Il fallut longtemps avant que cette faim et surtout notre gourmandise fussent satisfaites ; cependant il arriva un moment où nous déclarâmes, d’un commun accord, que nous ne mangerions plus une seule crêpe avant que mère Barberin en eût mangé quelques-unes.
Et alors, ce fut à notre tour de vouloir faire les crêpes nous-mêmes : au mien d’abord, à celui de Mattia ensuite ; mettre le beurre, verser la pâte était assez facile, mais ce que nous n’avions pas c’était le coup de main pour faire sauter la crêpe ; j’en mis une dans les cendres, et Mattia en reçut une autre toute brûlante sur la main.
Quand la terrine fut enfin vidée, Mattia qui s’était très-bien aperçu que mère Barberin ne voulait point parler devant lui, « de ce qui avait de l’intérêt pour moi », déclara qu’il avait envie de voir un peu comment se conduisait la vache dans la cour, et sans rien écouter, il nous laissa en tête-à-tête, mère Barberin et moi.
Si j’avais attendu jusqu’à ce moment, ce n’était cependant pas sans une assez vive impatience, et il avait vraiment fallu tout l’intérêt que je portais à la confection des crêpes pour ne pas me laisser absorber par ma préoccupation.

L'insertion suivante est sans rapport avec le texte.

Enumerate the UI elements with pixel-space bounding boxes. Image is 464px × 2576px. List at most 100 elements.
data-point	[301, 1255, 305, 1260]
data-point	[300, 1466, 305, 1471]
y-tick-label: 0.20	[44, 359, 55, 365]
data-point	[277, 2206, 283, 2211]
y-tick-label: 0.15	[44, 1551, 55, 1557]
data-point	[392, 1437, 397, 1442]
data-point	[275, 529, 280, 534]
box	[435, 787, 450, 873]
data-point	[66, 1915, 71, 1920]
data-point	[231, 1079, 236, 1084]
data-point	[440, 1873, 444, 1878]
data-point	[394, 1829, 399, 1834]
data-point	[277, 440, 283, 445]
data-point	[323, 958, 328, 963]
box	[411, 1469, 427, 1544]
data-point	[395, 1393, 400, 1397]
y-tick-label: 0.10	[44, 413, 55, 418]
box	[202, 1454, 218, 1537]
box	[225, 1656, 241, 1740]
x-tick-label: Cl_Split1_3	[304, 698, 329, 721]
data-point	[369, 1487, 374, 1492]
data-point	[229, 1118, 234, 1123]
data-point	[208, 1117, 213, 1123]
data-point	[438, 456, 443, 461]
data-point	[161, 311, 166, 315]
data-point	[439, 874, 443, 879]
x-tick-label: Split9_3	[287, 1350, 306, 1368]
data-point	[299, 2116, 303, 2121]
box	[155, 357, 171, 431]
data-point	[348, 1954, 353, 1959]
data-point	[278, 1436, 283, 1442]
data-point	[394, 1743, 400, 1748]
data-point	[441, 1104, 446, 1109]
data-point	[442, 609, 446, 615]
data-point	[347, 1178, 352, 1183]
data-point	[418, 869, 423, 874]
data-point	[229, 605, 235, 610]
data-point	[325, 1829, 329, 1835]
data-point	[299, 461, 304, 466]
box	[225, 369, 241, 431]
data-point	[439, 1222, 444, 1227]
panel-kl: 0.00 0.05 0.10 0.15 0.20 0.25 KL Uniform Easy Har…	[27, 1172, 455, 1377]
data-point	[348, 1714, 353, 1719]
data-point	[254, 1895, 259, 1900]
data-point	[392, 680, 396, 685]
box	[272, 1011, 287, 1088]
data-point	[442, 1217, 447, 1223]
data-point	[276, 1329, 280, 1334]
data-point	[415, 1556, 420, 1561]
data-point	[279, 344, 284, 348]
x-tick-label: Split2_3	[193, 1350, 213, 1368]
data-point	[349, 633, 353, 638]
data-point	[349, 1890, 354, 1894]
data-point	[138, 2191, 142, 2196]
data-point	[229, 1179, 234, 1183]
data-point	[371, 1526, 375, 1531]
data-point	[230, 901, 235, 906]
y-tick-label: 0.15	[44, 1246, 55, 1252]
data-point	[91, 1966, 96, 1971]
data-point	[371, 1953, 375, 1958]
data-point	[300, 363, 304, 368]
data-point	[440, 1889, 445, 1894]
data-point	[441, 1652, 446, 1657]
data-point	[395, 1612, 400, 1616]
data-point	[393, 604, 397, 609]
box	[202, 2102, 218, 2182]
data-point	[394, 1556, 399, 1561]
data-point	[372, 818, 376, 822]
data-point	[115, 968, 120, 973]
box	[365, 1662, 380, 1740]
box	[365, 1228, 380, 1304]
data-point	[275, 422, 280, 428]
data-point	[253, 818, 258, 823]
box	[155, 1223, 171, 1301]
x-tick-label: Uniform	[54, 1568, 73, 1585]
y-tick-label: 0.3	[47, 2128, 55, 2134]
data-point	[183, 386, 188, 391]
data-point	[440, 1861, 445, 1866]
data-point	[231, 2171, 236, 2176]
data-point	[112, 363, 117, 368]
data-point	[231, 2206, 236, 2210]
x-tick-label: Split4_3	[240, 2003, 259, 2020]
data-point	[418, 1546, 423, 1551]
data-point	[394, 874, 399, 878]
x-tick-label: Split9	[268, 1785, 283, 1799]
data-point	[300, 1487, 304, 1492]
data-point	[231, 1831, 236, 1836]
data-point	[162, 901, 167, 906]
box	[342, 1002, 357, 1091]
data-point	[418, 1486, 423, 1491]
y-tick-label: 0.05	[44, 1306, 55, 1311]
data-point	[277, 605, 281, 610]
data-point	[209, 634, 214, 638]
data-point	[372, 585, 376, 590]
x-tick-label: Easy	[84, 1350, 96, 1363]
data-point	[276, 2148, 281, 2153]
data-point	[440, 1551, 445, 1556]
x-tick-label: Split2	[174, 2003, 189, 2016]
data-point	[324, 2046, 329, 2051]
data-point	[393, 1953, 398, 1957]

Si Barberin était à Paris c’était, me semblait-il, pour retrouver Vitalis et se faire payer par celui-ci les années échues pour mon loyer. Je n’avais donc rien à voir là dedans. Vitalis étant mort, il ne pouvait pas payer, et ce n’était pas à moi qu’on pouvait réclamer quelque chose. Mais si Barberin ne pouvait pas me réclamer d’argent, il pouvait me réclamer moi-même, et ayant mis la main sur moi, il pouvait aussi me placer n’importe où, chez n’importe qui, à condition qu’on lui payerait une certaine somme. Or, cela m’intéressait, et même m’intéressait beaucoup, car j’étais bien décidé à tout faire avant de me résigner à subir l’autorité de l’affreux Barberin ; s’il le fallait, je quitterais la France, je m’en irais en Italie avec Mattia, en Amérique, au bout du monde.